Get ready America! A total lunar eclipse on April 15th marks the beginning of a remarkable series of eclipses all visible from North America. Watch the video…
The action starts on April 15th when the full Moon passes through the amber shadow of Earth, producing a midnight eclipse visible across North America. So begins a lunar eclipse tetrad—a series of 4 consecutive total eclipses occurring at approximately six month intervals. The total eclipse of April 15, 2014, will be followed by another on Oct. 8, 2014, and another on April 4, 2015, and another on Sept. 28 2015.
“The most unique thing about the 2014-2015 tetrad is that all of them are visible for all or parts of the USA,” says longtime NASA eclipse expert Fred Espenak.

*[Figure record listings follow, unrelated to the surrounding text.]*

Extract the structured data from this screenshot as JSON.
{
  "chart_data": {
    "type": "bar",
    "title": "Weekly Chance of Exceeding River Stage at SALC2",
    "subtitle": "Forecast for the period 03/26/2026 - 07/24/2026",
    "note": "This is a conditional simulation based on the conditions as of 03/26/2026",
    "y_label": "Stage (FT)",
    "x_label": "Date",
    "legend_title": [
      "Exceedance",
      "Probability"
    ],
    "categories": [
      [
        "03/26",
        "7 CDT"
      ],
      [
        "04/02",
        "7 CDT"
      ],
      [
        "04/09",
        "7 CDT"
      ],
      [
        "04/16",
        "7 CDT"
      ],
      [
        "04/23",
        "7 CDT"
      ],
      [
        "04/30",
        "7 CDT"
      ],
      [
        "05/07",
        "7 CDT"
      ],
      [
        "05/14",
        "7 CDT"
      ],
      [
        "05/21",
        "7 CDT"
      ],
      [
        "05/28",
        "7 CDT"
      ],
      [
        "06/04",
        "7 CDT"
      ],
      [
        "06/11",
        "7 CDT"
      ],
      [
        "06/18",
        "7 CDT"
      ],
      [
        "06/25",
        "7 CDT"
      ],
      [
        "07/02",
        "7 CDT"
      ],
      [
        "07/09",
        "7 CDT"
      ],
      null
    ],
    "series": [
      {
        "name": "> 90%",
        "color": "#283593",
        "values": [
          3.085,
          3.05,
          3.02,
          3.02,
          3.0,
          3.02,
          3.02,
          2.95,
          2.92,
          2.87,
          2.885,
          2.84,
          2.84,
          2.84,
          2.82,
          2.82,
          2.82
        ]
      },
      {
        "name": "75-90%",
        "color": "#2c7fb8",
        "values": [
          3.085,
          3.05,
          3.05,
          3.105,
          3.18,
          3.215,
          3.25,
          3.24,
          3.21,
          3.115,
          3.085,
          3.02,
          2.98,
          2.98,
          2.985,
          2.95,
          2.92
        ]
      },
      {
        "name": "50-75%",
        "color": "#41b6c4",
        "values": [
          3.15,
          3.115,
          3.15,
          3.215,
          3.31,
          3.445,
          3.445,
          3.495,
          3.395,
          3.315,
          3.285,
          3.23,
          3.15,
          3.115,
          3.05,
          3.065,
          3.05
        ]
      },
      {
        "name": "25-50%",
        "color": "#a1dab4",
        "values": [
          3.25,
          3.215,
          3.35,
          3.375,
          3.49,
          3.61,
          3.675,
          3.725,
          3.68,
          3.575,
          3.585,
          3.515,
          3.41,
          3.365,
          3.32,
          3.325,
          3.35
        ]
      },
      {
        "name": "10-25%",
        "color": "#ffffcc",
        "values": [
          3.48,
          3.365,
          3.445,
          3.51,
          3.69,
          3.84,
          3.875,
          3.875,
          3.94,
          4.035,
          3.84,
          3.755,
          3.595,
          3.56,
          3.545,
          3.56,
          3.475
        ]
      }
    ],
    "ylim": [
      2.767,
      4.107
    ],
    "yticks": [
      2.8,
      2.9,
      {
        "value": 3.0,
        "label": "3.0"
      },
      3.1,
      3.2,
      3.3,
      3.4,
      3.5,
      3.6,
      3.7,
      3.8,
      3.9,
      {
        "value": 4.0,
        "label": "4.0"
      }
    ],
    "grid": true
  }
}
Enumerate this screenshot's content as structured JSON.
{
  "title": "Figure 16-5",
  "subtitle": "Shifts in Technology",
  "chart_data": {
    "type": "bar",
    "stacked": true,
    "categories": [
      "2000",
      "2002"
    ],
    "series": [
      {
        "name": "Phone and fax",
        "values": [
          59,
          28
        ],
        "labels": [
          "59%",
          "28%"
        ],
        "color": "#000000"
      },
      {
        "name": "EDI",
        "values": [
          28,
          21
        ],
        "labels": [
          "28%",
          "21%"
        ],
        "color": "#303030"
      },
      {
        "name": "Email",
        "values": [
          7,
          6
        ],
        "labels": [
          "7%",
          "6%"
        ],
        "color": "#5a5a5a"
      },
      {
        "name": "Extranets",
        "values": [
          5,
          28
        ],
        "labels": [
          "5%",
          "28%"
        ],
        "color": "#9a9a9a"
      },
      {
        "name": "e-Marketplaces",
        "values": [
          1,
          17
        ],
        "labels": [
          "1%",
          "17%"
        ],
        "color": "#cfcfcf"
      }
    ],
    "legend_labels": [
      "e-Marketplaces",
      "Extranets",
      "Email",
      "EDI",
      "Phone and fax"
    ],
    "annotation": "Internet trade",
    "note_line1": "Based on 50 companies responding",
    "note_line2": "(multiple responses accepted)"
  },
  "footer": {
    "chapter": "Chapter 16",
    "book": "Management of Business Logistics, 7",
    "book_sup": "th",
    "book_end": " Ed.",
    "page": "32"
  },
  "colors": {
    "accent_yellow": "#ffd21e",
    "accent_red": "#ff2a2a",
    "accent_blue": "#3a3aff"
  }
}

On average, lunar eclipses occur about twice a year, but not all of them are total. There are three types:
A penumbral eclipse is when the Moon passes through the pale outskirts of Earth’s shadow. It’s so subtle, sky watchers often don’t notice an eclipse is underway.
A partial eclipse is more dramatic. The Moon dips into the core of Earth’s shadow, but not all the way, so only a fraction of Moon is darkened.
A total eclipse, when the entire Moon is shadowed, is best of all. The face of the Moon turns sunset-red for up to an hour or more as the eclipse slowly unfolds.